Thursday, October 17, 2013

When a feminist's choice looks eerily similar to biblical marriage

Sunshine Mary's blog has been drawing quite a lot of attention from feminists lately. It's a beautiful thing. One comment in particular struck me. This woman sounds so very much like a lot of women who are being nudged toward Truth. I didn't want to miss the opportunity to request some prayers for her. You can find her comment in full here

I responded with the following break down of how I read her confession:

I am not a Christian and I am a feminist so the religious points that have been made are largely lost on me. That being said I would like to tell you a little of my story.
largely – but not completely. And here I am reading a Christian woman’s blog and compelled to confess. My solipsism gets the best of my feminist intentions. I want to be accepted by your herd, SSM. After all, what’s about to follow would cause all kinds of hand waving and shrieking by the feminist herd.
I was raised by my mother to be a feminist and without the expectation that I would marry. Imagine my surprise when I fell in love and got married. I swore that my marriage would not change me but, it did.
I have an out, just in case I’m wrong, my mother did this to me. The natural order of things happened. Don’t tell the feminists, but men do have a measure of power that changes even the most ardent Strong Independent Woman (TM).
My husband became the center of my life. It was not something he asked of me, nor was it a condition of our marriage, it just happened.
He was different than any of you misogynists. And this was my choice. The women here didn’t choose like I did, nope..no way.
I already considered him the love of my life and my best friend, that is why I decided to marry. I did not think our relationship would get better with time but, it did. When my friends, both male and female, expressed displeasure with his ‘influence’ over me, I pointed out that my relationship was my choice and if they didn’t like it, our friendship could end. The vast majority chose to do just that. It was honestly a relief, I was tired of their criticism of my husband’s behavior and our marriage.
While I might not be aware of it, I am realizing the lie of feminism. How come loving my husband and submitting to him isn’t one of the available choices w/in feminist circles. Isn’t my happiness important? This made me happy. I lost friends because of my choice. And I am so very close to the understanding you ladies have come to, when God says “Let no man put asunder,” something happens within a woman – she defends her husband when he gets attacked, it’s a mystery…could God be real?
I was happily married for 5 years until my husband’s death. I never cheated on him.
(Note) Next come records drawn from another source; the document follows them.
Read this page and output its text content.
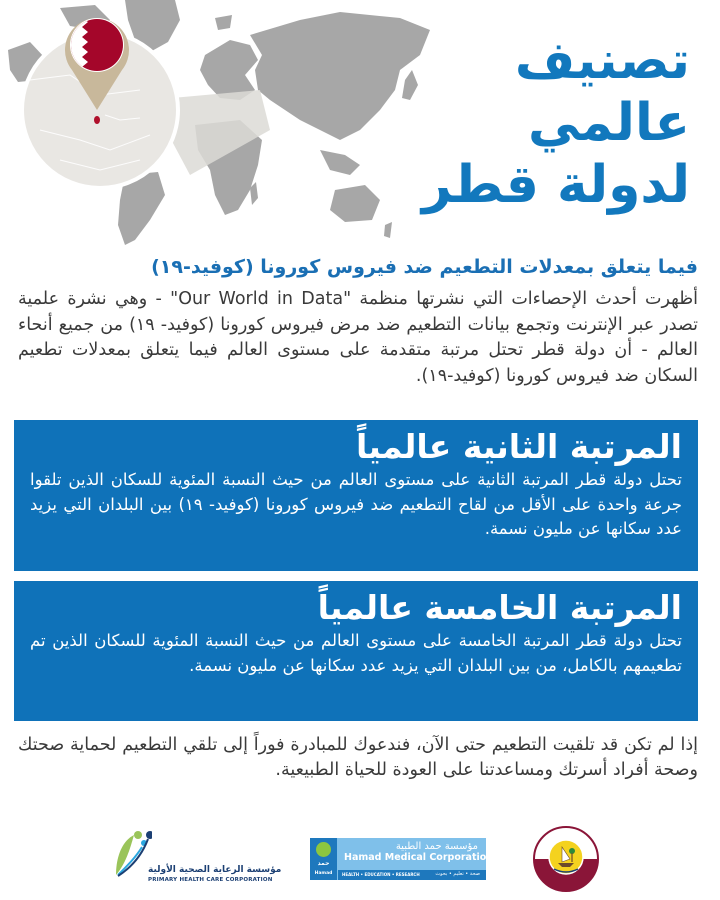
تصنيف
عالمي
لدولة قطر
فيما يتعلق بمعدلات التطعيم ضد فيروس كورونا (كوفيد-١٩)
أظهرت أحدث الإحصاءات التي نشرتها منظمة "Our World in Data" - وهي نشرة علمية تصدر عبر الإنترنت وتجمع بيانات التطعيم ضد مرض فيروس كورونا (كوفيد- ١٩) من جميع أنحاء العالم - أن دولة قطر تحتل مرتبة متقدمة على مستوى العالم فيما يتعلق بمعدلات تطعيم السكان ضد فيروس كورونا (كوفيد-١٩).
المرتبة الثانية عالمياً
تحتل دولة قطر المرتبة الثانية على مستوى العالم من حيث النسبة المئوية للسكان الذين تلقوا جرعة واحدة على الأقل من لقاح التطعيم ضد فيروس كورونا (كوفيد- ١٩) بين البلدان التي يزيد عدد سكانها عن مليون نسمة.
المرتبة الخامسة عالمياً
تحتل دولة قطر المرتبة الخامسة على مستوى العالم من حيث النسبة المئوية للسكان الذين تم تطعيمهم بالكامل، من بين البلدان التي يزيد عدد سكانها عن مليون نسمة.
إذا لم تكن قد تلقيت التطعيم حتى الآن، فندعوك للمبادرة فوراً إلى تلقي التطعيم لحماية صحتك وصحة أفراد أسرتك ومساعدتنا على العودة للحياة الطبيعية.
مؤسسة الرعاية الصحية الأولية
PRIMARY HEALTH CARE CORPORATION
حمد
Hamad
مؤسسة حمد الطبية
Hamad Medical Corporation
HEALTH • EDUCATION • RESEARCH	صحة • تعليم • بحوث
I never contemplated divorce (I am not sure what frivorce means, frivolous divorce?) I preferred to work from home (long story).
Something deep within me, that I can’t explain, wonders if he has everlasting life. Can someone here please show me the way I can see him again? Is there hope?
I also preferred my husband to deal with the outside world while I dealt with the day to day within our home. I was still a feminist, albeit one that had made a very different choice than most.
Though the natural order of things works this is different than you non feminist women who are keepers of the home. I don’t know how it’s different, but it is! Don’t forget, I am a feminist!
Yes I did have partners before him. How many is none of your business. I can say with all honestly that he was ‘it’ for me. Once we were together, he was the only man I wanted and in many ways the only man I could even see.
In truth, none of what I’m saying is your business and I presume too much when I think you care about my story, but you are the only ones who will understand. And, you’re Christian, you’re supposed to care…right? I know I betray my feminist sisters when I keep hidden my sexual experience, I’m supposed to shout it from the roof tops as a Strong Independent Woman (TM), but something within me knows this brings shame to my husband (God rest his soul). Something within me knows it was sin. Something is urging me to repent of that sin so that I may receive God’s grace. Who is it again? That man who takes the burden of my sin?
So, yeah, it is possible. In fact, it is still a problem. I have tried dating since his passing and it has been a disaster. I am just not interested.
Again, it is a mystery. If life were only about the days we live in flesh form, what is this haunting? If there is no God, no Jesus Christ, no Holy Spirit, what could possibly be keeping me bonded to my husband? Don’t tell me it’s Truth, in my world what I choose to be truth is truth. What’s that? Truth is like gravity? And I might be….wrong.

3 comments:

  1. Good catch. Will keep this widow in my prayers. She is not beyond reach.

    ReplyDelete
  2. " If there is no God, no Jesus Christ, no Holy Spirit, what could possibly be keeping me bonded to my husband? Don’t tell me it’s Truth, in my world what I choose to be truth is truth."

    It's called biology.

    ReplyDelete
  3. Congratulations, on your transition from bitter self-hating feminist to loving and happy woman, Congrats and rock on.